Ford Implements Strategies to Lower Cost of Hybrids
During the early days of hybrids, potential buyers worried about performance problems or the reliability of the battery pack. Those days are long gone, and hybrids have a proven track record of safety and reliability. Now, for Sherif Marakby, Ford’s director of electrification programs and engineering, it’s all about bringing down the cost.

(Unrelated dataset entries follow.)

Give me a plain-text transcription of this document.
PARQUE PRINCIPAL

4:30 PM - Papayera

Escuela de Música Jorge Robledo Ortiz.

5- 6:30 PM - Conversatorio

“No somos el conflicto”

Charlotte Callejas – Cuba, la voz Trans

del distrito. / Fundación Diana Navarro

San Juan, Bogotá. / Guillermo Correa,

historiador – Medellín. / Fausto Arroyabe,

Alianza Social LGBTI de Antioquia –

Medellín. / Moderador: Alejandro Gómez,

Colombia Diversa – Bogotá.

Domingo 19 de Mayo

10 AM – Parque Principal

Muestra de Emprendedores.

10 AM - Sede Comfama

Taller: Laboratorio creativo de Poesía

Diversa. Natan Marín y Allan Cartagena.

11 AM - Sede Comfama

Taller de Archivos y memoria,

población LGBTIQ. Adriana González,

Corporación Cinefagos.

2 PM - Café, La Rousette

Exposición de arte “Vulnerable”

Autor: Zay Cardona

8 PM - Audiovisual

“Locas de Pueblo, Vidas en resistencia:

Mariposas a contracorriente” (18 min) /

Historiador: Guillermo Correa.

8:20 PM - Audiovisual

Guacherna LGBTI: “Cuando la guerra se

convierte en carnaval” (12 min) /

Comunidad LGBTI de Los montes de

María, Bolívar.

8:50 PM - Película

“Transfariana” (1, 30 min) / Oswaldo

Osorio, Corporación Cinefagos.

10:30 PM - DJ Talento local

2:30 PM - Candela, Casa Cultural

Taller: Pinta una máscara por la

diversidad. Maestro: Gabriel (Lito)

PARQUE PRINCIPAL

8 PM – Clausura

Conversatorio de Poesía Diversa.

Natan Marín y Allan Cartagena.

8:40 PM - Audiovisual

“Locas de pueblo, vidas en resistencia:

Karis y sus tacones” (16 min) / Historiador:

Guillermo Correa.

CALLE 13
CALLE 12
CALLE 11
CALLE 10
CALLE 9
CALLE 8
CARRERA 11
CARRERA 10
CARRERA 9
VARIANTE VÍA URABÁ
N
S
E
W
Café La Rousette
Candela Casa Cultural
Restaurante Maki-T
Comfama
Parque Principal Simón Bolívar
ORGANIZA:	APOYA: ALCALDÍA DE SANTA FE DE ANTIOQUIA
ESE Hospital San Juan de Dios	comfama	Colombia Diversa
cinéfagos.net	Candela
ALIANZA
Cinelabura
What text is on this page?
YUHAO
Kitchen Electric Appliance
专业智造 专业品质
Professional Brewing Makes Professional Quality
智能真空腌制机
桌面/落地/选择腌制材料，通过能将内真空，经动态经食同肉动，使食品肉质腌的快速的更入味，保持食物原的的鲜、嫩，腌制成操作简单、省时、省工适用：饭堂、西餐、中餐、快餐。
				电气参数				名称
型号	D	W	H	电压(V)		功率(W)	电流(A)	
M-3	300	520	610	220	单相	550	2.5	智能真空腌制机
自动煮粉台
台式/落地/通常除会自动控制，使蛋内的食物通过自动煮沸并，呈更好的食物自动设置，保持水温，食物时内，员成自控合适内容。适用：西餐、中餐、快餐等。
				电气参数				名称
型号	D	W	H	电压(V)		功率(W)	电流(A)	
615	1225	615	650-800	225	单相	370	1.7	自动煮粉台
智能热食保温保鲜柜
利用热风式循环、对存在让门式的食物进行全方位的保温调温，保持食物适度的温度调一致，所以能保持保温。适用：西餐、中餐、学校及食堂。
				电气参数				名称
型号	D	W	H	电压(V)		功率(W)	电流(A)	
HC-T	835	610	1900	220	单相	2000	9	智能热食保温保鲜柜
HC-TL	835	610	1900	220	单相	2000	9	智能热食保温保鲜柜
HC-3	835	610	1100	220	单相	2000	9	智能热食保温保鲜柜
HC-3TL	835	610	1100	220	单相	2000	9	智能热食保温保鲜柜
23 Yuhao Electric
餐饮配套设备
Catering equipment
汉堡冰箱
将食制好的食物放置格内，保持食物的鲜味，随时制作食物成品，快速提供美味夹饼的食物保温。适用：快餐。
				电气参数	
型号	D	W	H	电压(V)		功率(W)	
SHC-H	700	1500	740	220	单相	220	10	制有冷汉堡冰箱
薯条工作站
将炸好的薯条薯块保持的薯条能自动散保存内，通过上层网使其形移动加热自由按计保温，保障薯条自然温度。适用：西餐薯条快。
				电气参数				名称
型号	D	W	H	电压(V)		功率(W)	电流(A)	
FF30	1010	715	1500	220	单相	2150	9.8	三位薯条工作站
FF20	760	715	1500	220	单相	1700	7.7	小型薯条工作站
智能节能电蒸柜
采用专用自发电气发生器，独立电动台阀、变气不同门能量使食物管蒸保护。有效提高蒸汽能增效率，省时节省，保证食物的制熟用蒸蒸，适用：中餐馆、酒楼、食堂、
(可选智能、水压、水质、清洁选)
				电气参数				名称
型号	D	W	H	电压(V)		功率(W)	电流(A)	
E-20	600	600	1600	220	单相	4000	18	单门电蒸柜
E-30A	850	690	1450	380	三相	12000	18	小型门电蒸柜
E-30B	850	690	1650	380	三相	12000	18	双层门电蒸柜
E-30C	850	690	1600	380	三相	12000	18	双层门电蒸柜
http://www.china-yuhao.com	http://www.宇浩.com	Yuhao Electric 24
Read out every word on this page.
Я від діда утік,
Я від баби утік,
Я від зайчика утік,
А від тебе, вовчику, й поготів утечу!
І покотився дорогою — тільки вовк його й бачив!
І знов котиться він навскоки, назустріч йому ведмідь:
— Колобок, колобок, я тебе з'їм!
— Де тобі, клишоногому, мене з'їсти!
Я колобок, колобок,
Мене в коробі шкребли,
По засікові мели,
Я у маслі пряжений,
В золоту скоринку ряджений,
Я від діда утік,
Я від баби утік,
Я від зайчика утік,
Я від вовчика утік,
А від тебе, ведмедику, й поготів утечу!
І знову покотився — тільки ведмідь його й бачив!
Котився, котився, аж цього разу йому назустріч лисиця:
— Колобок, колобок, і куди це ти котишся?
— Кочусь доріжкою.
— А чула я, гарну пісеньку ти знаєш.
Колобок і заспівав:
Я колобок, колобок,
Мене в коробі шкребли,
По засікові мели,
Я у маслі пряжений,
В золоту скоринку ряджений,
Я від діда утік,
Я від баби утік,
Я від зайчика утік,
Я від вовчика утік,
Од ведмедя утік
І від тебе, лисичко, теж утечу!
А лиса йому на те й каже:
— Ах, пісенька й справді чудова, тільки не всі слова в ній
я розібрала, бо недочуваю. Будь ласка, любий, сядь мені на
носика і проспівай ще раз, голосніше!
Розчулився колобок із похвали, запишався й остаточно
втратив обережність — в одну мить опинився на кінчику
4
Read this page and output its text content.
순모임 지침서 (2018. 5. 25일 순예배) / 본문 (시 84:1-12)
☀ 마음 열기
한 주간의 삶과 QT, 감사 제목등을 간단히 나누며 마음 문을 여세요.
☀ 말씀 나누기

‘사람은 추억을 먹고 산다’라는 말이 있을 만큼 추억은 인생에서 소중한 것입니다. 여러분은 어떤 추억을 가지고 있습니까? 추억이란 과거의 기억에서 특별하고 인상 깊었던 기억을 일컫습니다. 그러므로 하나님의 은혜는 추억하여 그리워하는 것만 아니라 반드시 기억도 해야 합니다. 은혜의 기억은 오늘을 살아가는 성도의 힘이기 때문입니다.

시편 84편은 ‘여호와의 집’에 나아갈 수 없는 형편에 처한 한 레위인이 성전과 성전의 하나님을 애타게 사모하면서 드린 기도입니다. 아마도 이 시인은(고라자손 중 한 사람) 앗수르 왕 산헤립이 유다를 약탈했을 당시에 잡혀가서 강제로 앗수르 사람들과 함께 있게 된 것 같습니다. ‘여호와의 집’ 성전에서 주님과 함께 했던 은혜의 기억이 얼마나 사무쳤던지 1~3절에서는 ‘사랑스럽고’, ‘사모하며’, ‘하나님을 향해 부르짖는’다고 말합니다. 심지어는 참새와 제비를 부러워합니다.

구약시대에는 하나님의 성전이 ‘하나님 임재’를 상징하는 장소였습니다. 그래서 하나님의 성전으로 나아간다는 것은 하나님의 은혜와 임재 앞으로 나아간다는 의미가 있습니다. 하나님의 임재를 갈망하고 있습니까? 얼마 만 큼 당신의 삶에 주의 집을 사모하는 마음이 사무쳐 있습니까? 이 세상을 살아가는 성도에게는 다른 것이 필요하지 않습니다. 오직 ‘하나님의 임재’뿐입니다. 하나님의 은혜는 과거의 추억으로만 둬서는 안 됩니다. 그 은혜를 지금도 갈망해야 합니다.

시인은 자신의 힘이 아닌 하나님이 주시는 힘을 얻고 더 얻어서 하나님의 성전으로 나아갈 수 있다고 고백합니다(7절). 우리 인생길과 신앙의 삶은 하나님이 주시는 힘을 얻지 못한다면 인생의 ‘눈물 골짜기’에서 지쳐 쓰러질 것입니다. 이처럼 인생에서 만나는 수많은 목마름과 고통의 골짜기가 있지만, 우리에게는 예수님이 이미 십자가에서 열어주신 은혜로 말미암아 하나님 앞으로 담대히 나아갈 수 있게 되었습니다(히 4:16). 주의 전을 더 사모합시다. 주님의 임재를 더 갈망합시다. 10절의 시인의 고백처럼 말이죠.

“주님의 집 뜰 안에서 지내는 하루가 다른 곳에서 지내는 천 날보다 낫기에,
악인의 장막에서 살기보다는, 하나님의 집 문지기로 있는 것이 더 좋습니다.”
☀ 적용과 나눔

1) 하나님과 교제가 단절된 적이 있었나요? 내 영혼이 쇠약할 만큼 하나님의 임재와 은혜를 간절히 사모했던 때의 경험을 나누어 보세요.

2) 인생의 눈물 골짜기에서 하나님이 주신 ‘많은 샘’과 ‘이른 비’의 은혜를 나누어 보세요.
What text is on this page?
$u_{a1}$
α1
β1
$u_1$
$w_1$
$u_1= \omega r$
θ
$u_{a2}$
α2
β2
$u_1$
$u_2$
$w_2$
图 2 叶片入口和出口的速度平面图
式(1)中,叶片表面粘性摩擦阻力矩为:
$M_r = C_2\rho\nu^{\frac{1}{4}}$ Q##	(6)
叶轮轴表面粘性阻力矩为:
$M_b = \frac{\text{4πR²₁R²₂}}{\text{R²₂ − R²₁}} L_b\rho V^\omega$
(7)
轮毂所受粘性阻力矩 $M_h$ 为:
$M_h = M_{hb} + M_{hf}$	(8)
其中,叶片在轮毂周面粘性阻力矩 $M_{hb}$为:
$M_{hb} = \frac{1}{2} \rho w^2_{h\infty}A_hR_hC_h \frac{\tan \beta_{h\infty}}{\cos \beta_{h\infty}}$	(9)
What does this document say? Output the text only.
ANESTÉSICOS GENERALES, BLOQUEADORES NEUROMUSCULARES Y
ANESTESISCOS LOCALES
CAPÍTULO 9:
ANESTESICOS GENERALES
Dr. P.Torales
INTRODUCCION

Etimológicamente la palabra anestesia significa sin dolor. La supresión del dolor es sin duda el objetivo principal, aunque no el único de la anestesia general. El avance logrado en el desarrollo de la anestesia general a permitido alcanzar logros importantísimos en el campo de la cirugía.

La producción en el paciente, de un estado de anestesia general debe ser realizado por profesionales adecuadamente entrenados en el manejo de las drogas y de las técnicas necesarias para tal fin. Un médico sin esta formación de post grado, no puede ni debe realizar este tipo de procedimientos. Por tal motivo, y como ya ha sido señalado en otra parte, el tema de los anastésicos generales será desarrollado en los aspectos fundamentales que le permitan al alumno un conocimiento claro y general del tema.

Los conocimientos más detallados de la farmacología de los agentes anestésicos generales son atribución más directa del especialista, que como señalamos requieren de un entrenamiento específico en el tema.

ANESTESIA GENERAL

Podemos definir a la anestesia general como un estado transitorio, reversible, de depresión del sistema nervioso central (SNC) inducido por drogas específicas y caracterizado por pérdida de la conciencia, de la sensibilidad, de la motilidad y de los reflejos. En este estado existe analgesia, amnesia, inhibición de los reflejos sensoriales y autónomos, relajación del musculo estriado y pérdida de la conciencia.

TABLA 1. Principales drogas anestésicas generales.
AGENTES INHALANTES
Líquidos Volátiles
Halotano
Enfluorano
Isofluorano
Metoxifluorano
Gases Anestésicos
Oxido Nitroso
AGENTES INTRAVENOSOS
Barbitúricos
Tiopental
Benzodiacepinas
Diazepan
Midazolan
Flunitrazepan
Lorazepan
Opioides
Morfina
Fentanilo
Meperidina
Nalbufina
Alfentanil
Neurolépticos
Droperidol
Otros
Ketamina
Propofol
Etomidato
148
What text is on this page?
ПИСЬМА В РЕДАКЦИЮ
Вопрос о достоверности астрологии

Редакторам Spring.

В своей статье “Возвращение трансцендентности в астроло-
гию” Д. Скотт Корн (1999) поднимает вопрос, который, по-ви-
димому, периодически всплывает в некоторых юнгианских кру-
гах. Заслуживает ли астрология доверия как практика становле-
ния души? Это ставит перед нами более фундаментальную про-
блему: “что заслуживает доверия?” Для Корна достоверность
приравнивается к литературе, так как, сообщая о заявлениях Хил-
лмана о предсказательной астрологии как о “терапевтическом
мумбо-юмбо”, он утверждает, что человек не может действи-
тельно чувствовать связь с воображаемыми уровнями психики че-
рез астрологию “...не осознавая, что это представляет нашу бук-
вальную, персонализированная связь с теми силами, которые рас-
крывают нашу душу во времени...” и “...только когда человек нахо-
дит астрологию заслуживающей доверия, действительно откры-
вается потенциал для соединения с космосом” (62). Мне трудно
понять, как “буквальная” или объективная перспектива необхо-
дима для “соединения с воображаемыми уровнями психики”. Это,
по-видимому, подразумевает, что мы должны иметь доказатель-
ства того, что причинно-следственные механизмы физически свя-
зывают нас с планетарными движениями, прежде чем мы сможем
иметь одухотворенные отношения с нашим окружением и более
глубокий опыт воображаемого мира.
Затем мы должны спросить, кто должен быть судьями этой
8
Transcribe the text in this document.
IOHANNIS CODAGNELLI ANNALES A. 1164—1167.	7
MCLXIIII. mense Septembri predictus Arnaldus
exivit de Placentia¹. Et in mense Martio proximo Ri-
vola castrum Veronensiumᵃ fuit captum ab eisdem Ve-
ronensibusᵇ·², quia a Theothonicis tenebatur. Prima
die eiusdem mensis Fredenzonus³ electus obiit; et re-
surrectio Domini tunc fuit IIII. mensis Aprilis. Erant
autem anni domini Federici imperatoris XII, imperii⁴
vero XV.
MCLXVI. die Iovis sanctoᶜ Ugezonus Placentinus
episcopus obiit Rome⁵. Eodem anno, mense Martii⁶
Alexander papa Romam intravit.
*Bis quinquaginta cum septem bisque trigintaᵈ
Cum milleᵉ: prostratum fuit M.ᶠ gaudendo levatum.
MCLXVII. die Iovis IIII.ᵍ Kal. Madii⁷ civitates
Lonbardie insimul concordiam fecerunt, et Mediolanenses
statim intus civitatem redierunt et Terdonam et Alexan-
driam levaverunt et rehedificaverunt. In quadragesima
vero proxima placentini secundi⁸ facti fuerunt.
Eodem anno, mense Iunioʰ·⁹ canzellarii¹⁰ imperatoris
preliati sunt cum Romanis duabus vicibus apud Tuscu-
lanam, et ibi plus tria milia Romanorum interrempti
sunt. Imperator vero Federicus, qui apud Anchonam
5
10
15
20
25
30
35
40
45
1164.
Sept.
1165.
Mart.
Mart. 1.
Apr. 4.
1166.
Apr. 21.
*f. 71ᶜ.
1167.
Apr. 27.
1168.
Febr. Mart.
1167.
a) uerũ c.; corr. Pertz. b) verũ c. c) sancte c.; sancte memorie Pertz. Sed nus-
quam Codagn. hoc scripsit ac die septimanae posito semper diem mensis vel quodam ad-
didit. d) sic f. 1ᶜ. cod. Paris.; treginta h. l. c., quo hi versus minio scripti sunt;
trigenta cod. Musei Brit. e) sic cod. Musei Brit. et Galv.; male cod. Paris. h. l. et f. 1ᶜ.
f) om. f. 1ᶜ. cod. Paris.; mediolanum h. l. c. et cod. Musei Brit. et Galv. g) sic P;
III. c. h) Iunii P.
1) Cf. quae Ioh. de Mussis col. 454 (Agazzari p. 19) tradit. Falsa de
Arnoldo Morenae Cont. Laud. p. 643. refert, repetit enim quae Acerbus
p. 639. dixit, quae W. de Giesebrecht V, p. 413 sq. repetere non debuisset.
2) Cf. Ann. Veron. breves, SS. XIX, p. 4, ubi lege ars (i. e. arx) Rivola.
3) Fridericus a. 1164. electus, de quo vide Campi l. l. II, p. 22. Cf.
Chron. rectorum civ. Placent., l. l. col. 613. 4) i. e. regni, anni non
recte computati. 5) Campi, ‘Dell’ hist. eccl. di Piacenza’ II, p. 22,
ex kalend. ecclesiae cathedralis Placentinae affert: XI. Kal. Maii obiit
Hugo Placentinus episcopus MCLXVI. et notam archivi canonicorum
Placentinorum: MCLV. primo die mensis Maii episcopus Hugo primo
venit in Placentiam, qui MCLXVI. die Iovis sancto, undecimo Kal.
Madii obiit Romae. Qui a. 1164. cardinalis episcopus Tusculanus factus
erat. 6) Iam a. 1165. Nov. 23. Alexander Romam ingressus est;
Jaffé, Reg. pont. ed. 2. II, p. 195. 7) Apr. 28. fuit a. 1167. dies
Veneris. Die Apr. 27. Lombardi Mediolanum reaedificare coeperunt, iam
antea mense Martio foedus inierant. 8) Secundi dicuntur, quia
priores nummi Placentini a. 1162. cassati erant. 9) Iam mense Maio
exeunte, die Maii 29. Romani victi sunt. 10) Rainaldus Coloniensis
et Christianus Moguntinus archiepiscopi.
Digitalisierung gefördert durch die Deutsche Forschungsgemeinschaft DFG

Fortunately, with each new generation of Ford’s hybrid system, the costs are dropping. According to Automotive News, the cost of the hybrid system in next year’s new C-Max Hybrid will be 30 percent less than the previous-generation hybrid technology in the 2010 Ford Fusion Hybrid. And by the time the following generation hybrid is ready in a couple of years, Marakby believes he will have knocked it down by another 30 percent.
How is Ford achieving those cost reductions?
- Ford developed its own in-house battery system that will be manufactured at the automaker’s Rawsonville, Mich., plant next year. Ford developed everything for the system, from the tooling to the wiring, sensors and controls. All the components are assembled by Ford in its facility. (Battery cells come from Compact Power.)
- Ford developed its own hybrid transmission, which will be manufactured at a suburban Detroit plant.
- Ford also brought system integration and software development in-house. The software can control battery and motors, as well as the total system, to achieve maximum efficiency.
- All the parts used for hybrids and other electric-drive vehicles are made common, and software and control systems are re-used as much as possible.
These efforts are already starting to bear fruit. When Ford priced the Lincoln MKZ Hybrid at the exact same amount as the gas version—$35,455, including shipping—the company expected about 15 percent of buyers to go for the hybrid version. Instead, nearly 25 percent are driving off the lot with the hybrid.
This sales performance gives Ford greater confidence in achieving its estimate that as many as 25 percent of all its sales will be a hybrid, plug-in hybrid or electric vehicle by 2020.